Producing goods for the free market while earning less than a living wage can mean a crushing unfreedom for workers, writes Ian Harris.
Wouldn't it be nice if the free market really freed - that is, made people free, not just to buy and sell in an open market, but in rounded human terms?
An open-slather market certainly does not deliver that - all too often, it ends up exploiting the vulnerable and leaving them helpless. What's freeing about that?
These and other questions bubbled up from an address on The Myth of the Free Market by Prof William Cavanaugh, of DePaul Catholic University, Chicago, in Wellington last month.

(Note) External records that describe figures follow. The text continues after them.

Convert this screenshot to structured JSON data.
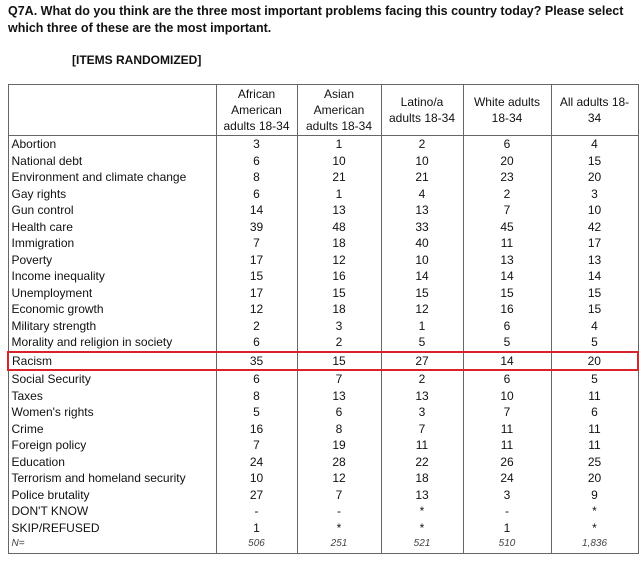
{
  "header": {
    "question": "Q7A. What do you think are the three most important problems facing this country today? Please select which three of these are the most important.",
    "note": "[ITEMS RANDOMIZED]"
  },
  "table": {
    "columns": [
      "African American adults 18-34",
      "Asian American adults 18-34",
      "Latino/a adults 18-34",
      "White adults 18-34",
      "All adults 18-34"
    ],
    "rows": [
      [
        "Abortion",
        "3",
        "1",
        "2",
        "6",
        "4"
      ],
      [
        "National debt",
        "6",
        "10",
        "10",
        "20",
        "15"
      ],
      [
        "Environment and climate change",
        "8",
        "21",
        "21",
        "23",
        "20"
      ],
      [
        "Gay rights",
        "6",
        "1",
        "4",
        "2",
        "3"
      ],
      [
        "Gun control",
        "14",
        "13",
        "13",
        "7",
        "10"
      ],
      [
        "Health care",
        "39",
        "48",
        "33",
        "45",
        "42"
      ],
      [
        "Immigration",
        "7",
        "18",
        "40",
        "11",
        "17"
      ],
      [
        "Poverty",
        "17",
        "12",
        "10",
        "13",
        "13"
      ],
      [
        "Income inequality",
        "15",
        "16",
        "14",
        "14",
        "14"
      ],
      [
        "Unemployment",
        "17",
        "15",
        "15",
        "15",
        "15"
      ],
      [
        "Economic growth",
        "12",
        "18",
        "12",
        "16",
        "15"
      ],
      [
        "Military strength",
        "2",
        "3",
        "1",
        "6",
        "4"
      ],
      [
        "Morality and religion in society",
        "6",
        "2",
        "5",
        "5",
        "5"
      ],
      [
        "Racism",
        "35",
        "15",
        "27",
        "14",
        "20"
      ],
      [
        "Social Security",
        "6",
        "7",
        "2",
        "6",
        "5"
      ],
      [
        "Taxes",
        "8",
        "13",
        "13",
        "10",
        "11"
      ],
      [
        "Women's rights",
        "5",
        "6",
        "3",
        "7",
        "6"
      ],
      [
        "Crime",
        "16",
        "8",
        "7",
        "11",
        "11"
      ],
      [
        "Foreign policy",
        "7",
        "19",
        "11",
        "11",
        "11"
      ],
      [
        "Education",
        "24",
        "28",
        "22",
        "26",
        "25"
      ],
      [
        "Terrorism and homeland security",
        "10",
        "12",
        "18",
        "24",
        "20"
      ],
      [
        "Police brutality",
        "27",
        "7",
        "13",
        "3",
        "9"
      ],
      [
        "DON'T KNOW",
        "-",
        "-",
        "*",
        "-",
        "*"
      ],
      [
        "SKIP/REFUSED",
        "1",
        "*",
        "*",
        "1",
        "*"
      ],
      [
        "N=",
        "506",
        "251",
        "521",
        "510",
        "1,836"
      ]
    ]
  }
}
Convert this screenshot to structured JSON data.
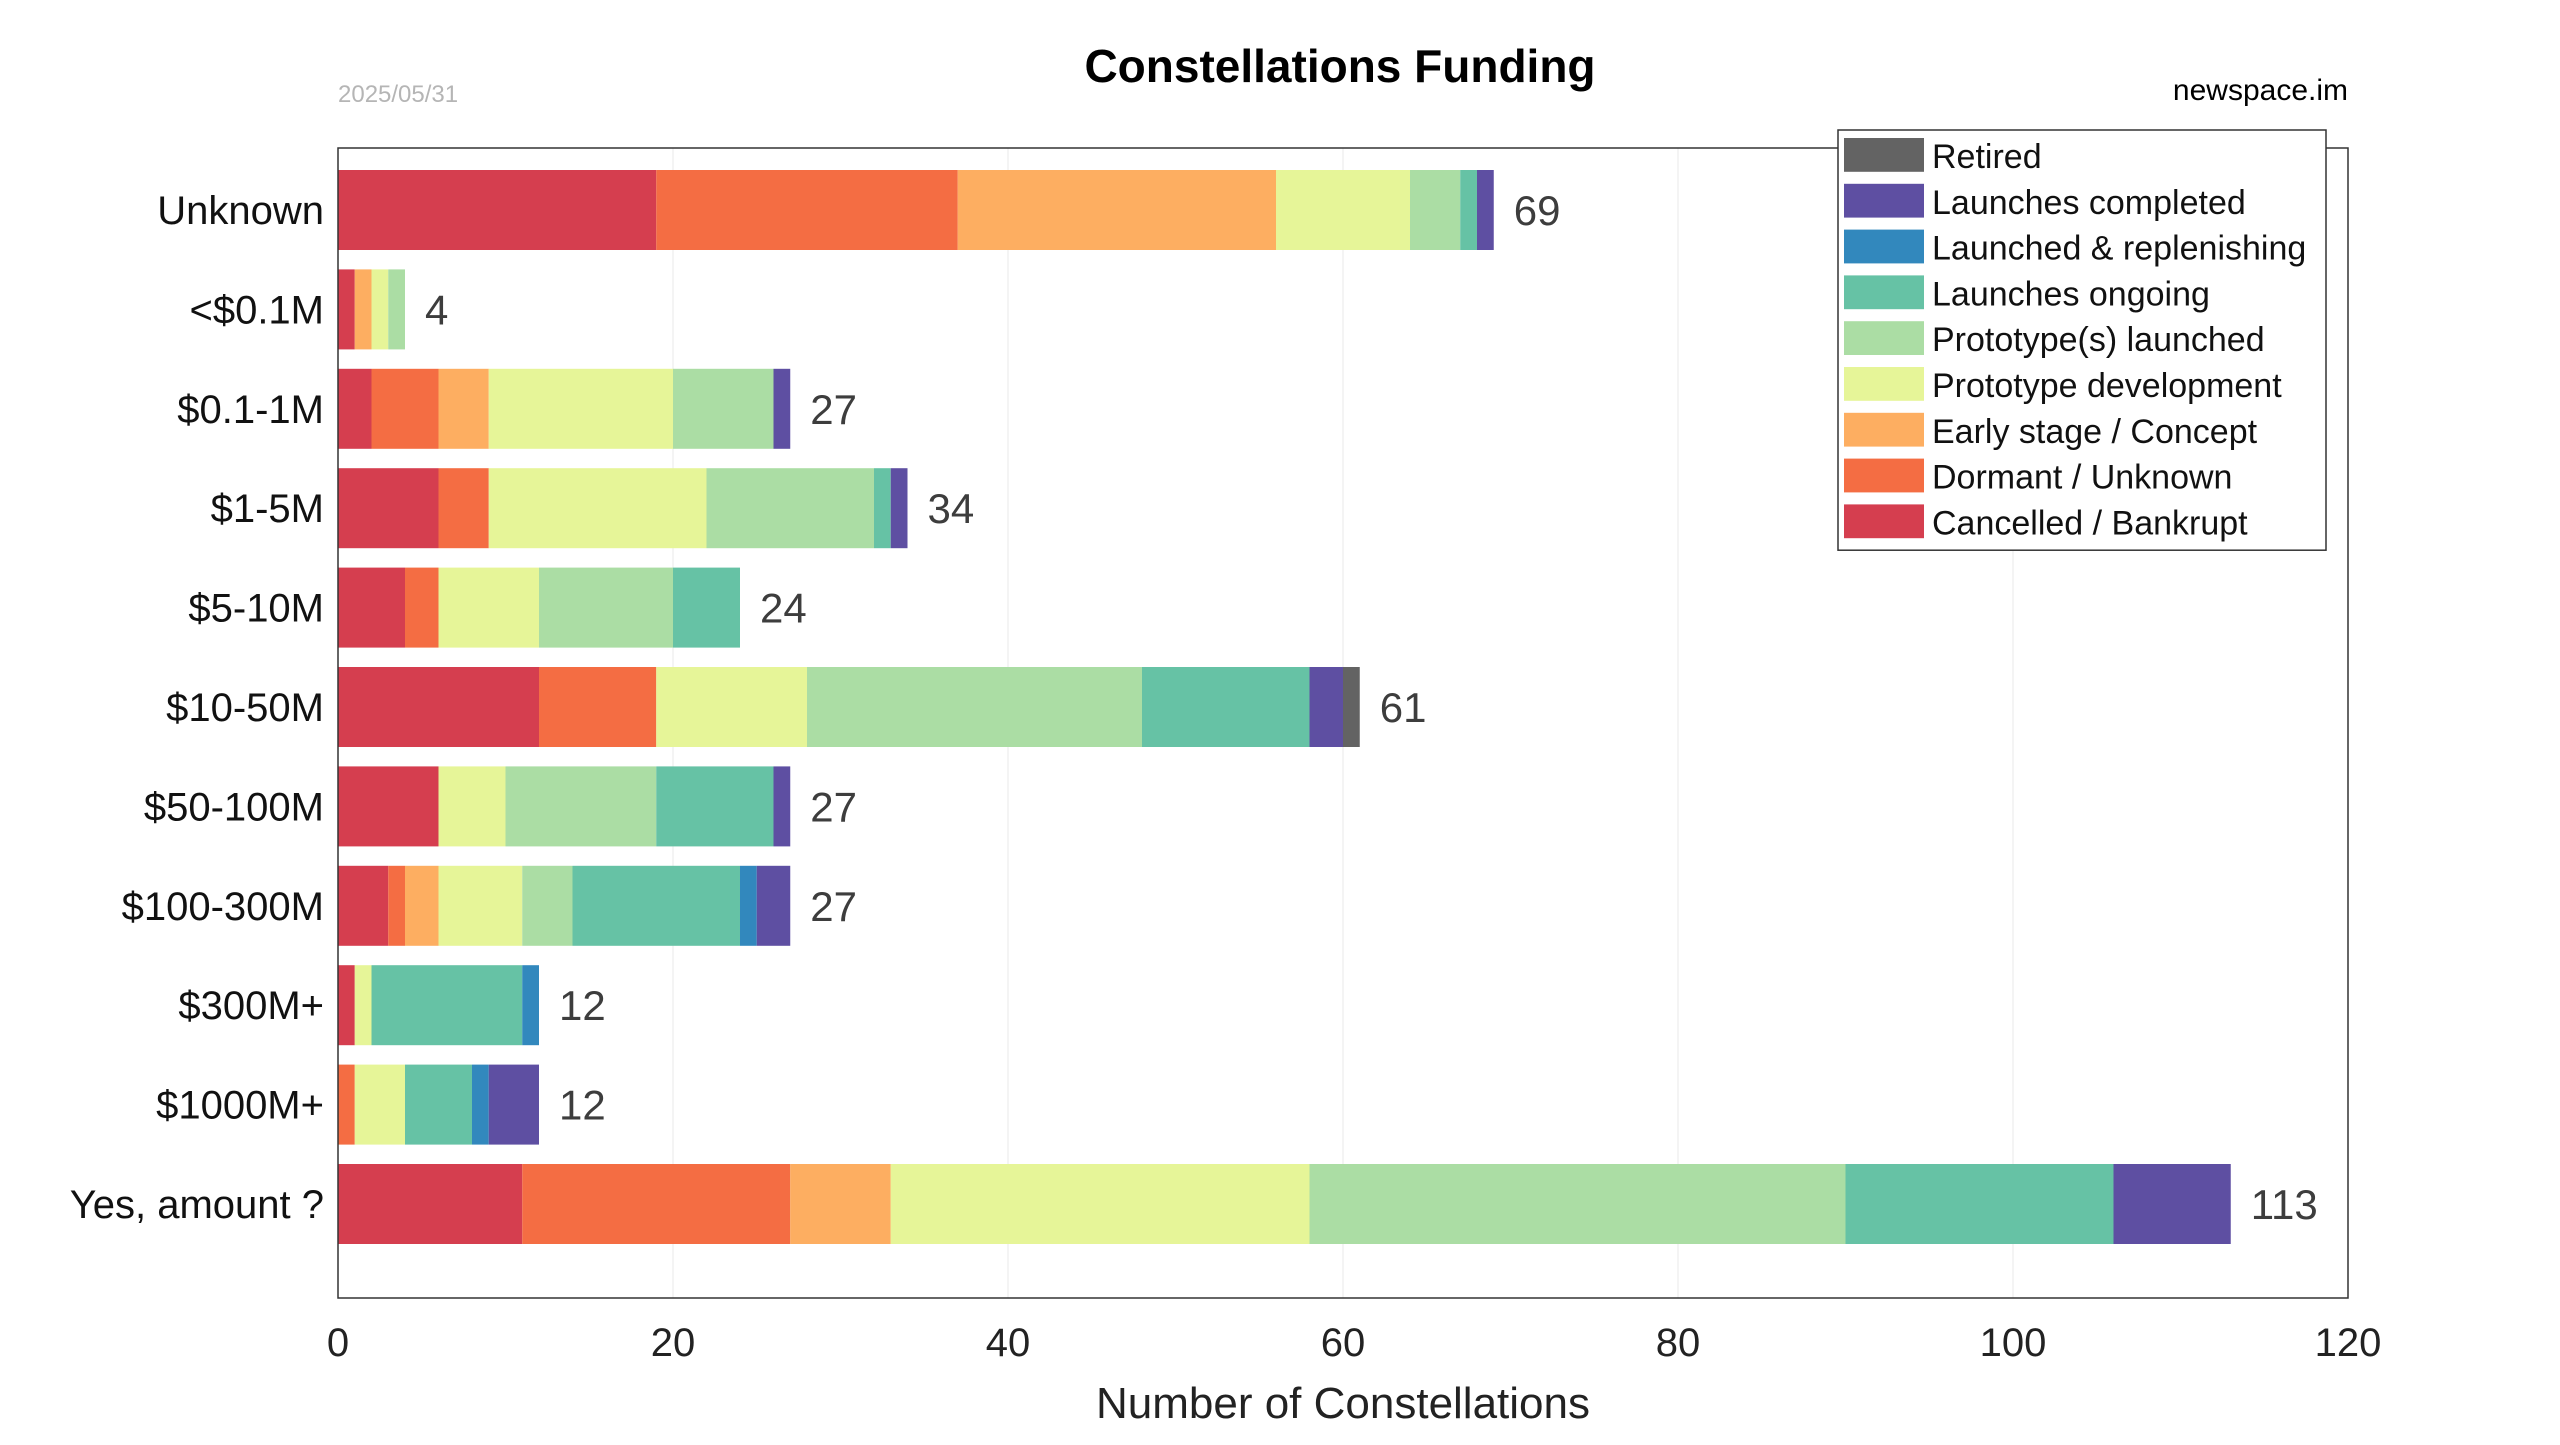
{
  "chart_data": {
    "type": "bar",
    "orientation": "horizontal",
    "stacked": true,
    "title": "Constellations Funding",
    "date": "2025/05/31",
    "source": "newspace.im",
    "xlabel": "Number of Constellations",
    "ylabel": "",
    "xlim": [
      0,
      120
    ],
    "xticks": [
      0,
      20,
      40,
      60,
      80,
      100,
      120
    ],
    "grid": "vertical",
    "legend_position": "top-right",
    "categories": [
      "Unknown",
      "<$0.1M",
      "$0.1-1M",
      "$1-5M",
      "$5-10M",
      "$10-50M",
      "$50-100M",
      "$100-300M",
      "$300M+",
      "$1000M+",
      "Yes, amount ?"
    ],
    "totals": [
      69,
      4,
      27,
      34,
      24,
      61,
      27,
      27,
      12,
      12,
      113
    ],
    "series": [
      {
        "name": "Cancelled / Bankrupt",
        "color": "#d53e4f",
        "values": [
          19,
          1,
          2,
          6,
          4,
          12,
          6,
          3,
          1,
          0,
          11
        ]
      },
      {
        "name": "Dormant / Unknown",
        "color": "#f46d43",
        "values": [
          18,
          0,
          4,
          3,
          2,
          7,
          0,
          1,
          0,
          1,
          16
        ]
      },
      {
        "name": "Early stage / Concept",
        "color": "#fdae61",
        "values": [
          19,
          1,
          3,
          0,
          0,
          0,
          0,
          2,
          0,
          0,
          6
        ]
      },
      {
        "name": "Prototype development",
        "color": "#e6f598",
        "values": [
          8,
          1,
          11,
          13,
          6,
          9,
          4,
          5,
          1,
          3,
          25
        ]
      },
      {
        "name": "Prototype(s) launched",
        "color": "#abdda4",
        "values": [
          3,
          1,
          6,
          10,
          8,
          20,
          9,
          3,
          0,
          0,
          32
        ]
      },
      {
        "name": "Launches ongoing",
        "color": "#66c2a5",
        "values": [
          1,
          0,
          0,
          1,
          4,
          10,
          7,
          10,
          9,
          4,
          16
        ]
      },
      {
        "name": "Launched & replenishing",
        "color": "#3288bd",
        "values": [
          0,
          0,
          0,
          0,
          0,
          0,
          0,
          1,
          1,
          1,
          0
        ]
      },
      {
        "name": "Launches completed",
        "color": "#5e4fa2",
        "values": [
          1,
          0,
          1,
          1,
          0,
          2,
          1,
          2,
          0,
          3,
          7
        ]
      },
      {
        "name": "Retired",
        "color": "#636363",
        "values": [
          0,
          0,
          0,
          0,
          0,
          1,
          0,
          0,
          0,
          0,
          0
        ]
      }
    ]
  }
}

To Prof Cavanaugh, the ideology behind the free market has a huge hole at its core: it confuses the accumulation of wealth with human flourishing.
In the free-market world view, freedom means unfettered market transactions with no concerns beyond the marketplace, least of all for what will serve the common good. Economist Milton Friedman's definition of a free-market economy makes that clear: "one that gives people what they want instead of what a particular group thinks they ought to want".
That defines freedom negatively, as freedom from others. Something may be beneficial or harmful, necessary or indulgent, but none of that matters: if you can pay the price, you should be free to have it.
Prof Cavanaugh contrasted that with Christianity's positive definition of freedom as a capacity to achieve a good end. That end might be God, compassion or anything else that serves the common good. This takes the question beyond "Can I have this without interference?" to "Is what I want a good or bad thing?"
"The alcoholic with plenty of money and access to an open liquor store may, in a purely negative sense, be free from anything interfering with getting what he wants," said Prof Cavanaugh. "But he is in reality profoundly unfree ... He can only be free by being liberated from his false desires and moved to desire rightly."
Among forces undermining freedom are the market manipulators who persuade consumers to want their products, whether they need them or not.
Advertising provides a vital function when it equips consumers to make an informed choice. Much advertising, however, associates products with images of glamour, sex, friendship and success that tell us nothing about the qualities of the product.
Such advertising limits the consumer's freedom. "To pretend, as Friedman does, that the consumer simply stands apart from such pervasive control of information is to engage in fantasy," Prof Cavanaugh said.
Large international corporations exercise another kind of free-market power, especially in poorer countries, but not only there. Many keep wages as low as possible to boost profits, dividends and share prices.
Prof Cavanaugh cited a company selling jackets in the United States for $US178 ($NZ215), and paying the El Salvador workers who made them 56c an hour, or 77c a jacket. They accepted the job and the hourly rate, which meets the free-market test. But with no concept of a common good to moderate the harshness of the market, exploitation runs amok.
Boards offer executives incentives to favour the interests of shareholders over employees and communities, and those at the top wallow in the wealth produced. In 1980, American CEOs received, on average, 42 times the wage of an average production worker. In 1999, the difference was 475 times.
If there is no consensus on serving the common good, Prof Cavanaugh said, the one with the most power wins. Working for less than a living wage may be free in Prof Friedman's terms, but for the workers it is a crushing unfreedom.
Meanwhile, the freedom of consumers is curbed when large conglomerates absorb or drive out smaller competitors. Yet state power favours the corporates, and governments have recently poured billions of dollars into bailing out failing financial institutions.
Christianity, by contrast, holds that human freedom involves a lot more than ensuring markets give people what they want. It offers a vision of the true ends of human life - "yet such ends are precisely what free-market advocates would banish from the definition of free market". The word "love" sums them up.
"Giving free rein to power without ends is more likely to produce unfreedom than freedom," Prof Cavanaugh said. "The practical task is to judge what kinds of exchange are conducive to the flourishing of life on Earth, and what kinds are not."
• Ian Harris is a journalist and commentator.